Coyle was professor of economics at the University of Manchester, and Mitra-Kahn is chief economist at IP Australia. They proposed radically replacing GDP with a dashboard measuring six key assets: physical assets, natural capital, human capital, intellectual property, social and institutional capital, and net financial capital. Their essay stated that "GDP never pretended to be a measure of economic welfare", and proposed that the new measure should assess "the range of assets needed to maximise individuals' capabilities to lead the life they would like to lead"; this would include "financial and physical capital but also natural and intangible capital". They asserted that the new statistics should focus on measuring changes in the stock of important assets, rather than flows of income, expenditure, and output. Tracking the evolution of stocks of physical assets, financial assets and liabilities, natural capital, skill levels, and implicit state liabilities would better measure the sustainability of the economy. Coyle and Mitra-Kahn also proposed interim improvements to GDP measurements – such as better measurement of intangibles, adjusting for the distribution of income, and removing unproductive financial activity – before scrapping it entirely. Following her prize-winning essay, Coyle now leads the Six Capitals research project, funded by LetterOne, at the Bennett Institute for Public Policy at Cambridge University; the project was inaugurated in January 2019 and explores social and natural capital.

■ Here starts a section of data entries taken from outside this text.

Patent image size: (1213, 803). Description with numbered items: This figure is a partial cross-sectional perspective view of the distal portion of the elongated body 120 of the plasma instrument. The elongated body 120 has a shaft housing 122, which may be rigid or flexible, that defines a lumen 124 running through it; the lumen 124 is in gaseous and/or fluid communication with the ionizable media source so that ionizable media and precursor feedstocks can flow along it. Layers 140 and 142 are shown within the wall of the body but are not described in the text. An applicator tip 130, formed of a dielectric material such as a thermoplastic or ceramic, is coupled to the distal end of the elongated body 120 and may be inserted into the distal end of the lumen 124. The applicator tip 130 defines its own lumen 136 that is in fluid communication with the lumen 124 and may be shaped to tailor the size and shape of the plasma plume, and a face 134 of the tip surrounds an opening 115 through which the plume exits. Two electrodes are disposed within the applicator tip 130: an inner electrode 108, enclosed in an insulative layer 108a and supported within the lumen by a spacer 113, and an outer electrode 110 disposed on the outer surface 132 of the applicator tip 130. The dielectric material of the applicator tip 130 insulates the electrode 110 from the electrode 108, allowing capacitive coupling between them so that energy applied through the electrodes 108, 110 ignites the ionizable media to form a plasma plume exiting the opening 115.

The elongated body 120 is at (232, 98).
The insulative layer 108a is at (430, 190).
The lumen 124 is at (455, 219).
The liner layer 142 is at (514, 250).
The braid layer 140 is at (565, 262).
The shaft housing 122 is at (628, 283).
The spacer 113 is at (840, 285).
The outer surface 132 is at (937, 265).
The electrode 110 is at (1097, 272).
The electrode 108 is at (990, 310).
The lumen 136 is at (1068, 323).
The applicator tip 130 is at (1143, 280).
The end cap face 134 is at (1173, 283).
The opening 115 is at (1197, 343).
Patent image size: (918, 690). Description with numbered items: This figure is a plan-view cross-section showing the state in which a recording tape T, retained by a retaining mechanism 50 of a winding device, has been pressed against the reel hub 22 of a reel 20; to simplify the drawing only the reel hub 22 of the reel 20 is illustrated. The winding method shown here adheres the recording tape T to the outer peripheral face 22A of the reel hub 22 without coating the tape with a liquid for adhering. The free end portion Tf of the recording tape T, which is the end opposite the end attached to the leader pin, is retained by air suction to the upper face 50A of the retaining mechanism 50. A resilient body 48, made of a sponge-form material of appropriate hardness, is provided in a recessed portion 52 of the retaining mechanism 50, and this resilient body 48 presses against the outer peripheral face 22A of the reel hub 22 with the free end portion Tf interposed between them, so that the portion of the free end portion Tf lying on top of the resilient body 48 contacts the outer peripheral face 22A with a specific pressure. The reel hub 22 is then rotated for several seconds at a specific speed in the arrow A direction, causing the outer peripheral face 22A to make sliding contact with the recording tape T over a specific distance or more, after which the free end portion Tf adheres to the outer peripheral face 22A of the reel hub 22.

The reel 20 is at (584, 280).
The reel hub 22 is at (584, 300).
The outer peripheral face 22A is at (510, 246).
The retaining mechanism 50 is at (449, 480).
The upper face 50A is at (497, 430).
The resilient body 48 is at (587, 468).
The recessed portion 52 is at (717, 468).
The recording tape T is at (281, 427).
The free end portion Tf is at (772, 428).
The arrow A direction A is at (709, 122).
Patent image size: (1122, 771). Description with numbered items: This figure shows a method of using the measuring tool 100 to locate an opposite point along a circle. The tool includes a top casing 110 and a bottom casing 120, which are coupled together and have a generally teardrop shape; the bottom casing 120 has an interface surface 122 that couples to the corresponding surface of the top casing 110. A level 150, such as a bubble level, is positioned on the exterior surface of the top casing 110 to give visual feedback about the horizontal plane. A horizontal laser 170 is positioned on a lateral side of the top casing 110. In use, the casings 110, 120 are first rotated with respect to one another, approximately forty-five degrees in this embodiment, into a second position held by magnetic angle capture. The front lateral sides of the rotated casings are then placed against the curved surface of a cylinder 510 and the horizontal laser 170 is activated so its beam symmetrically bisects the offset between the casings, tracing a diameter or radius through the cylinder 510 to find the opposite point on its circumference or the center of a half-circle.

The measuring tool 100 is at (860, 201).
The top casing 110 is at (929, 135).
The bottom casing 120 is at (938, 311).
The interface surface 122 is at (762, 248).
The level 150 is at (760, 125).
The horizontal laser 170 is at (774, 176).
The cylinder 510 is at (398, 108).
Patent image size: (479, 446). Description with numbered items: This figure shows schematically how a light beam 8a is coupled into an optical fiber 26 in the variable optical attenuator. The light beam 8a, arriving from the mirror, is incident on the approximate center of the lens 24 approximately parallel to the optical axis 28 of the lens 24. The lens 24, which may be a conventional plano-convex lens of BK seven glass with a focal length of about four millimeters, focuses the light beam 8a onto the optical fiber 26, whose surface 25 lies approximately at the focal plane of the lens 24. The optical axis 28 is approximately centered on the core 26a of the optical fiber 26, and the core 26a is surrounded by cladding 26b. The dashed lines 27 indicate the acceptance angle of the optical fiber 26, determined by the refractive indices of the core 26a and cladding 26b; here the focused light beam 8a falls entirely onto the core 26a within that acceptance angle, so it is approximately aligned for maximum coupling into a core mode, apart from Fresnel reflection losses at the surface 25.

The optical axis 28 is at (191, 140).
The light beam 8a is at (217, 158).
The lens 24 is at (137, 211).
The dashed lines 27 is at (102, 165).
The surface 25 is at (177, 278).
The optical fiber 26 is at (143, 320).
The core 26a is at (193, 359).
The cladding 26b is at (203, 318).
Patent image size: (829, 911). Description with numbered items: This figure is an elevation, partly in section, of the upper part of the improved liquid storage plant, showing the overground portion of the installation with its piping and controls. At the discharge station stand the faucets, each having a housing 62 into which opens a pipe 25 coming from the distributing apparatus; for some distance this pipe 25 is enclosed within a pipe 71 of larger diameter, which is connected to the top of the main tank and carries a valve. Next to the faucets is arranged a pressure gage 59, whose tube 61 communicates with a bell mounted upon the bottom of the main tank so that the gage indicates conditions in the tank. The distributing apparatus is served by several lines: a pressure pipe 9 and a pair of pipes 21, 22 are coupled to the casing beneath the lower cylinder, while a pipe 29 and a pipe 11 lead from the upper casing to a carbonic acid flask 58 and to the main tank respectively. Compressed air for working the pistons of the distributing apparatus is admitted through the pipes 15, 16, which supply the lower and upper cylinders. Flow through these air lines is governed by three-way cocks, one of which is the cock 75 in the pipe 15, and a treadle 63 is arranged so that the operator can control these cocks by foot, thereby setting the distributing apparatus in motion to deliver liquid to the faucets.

Haskel is professor of economics at Imperial College Business School. Rather than abandoning GDP, he proposed refining, updating, and extending the existing GDP measure. He proposed better measurement of services and intangibles, and direct measurement of the economic welfare being created by digital goods. His essay focused on the fact that economies have dramatically changed structure since GDP was originally developed, with more knowledge production, more digital goods, more free things and free information, and more intangible assets such as intellectual property. He also emphasized the importance of factoring in the environment, sustainability, and societal welfare, in addition to calculating the value of goods and services that are provided for free.

Lassman, the recipient of the "Rising star" award, was a 19-year-old geography student at Durham University. Her entry proposed a "Global Integration and Individual Potential" index, which measures each nation on two levels: its value relative to other nations, and the individuals and their contributions within each nation.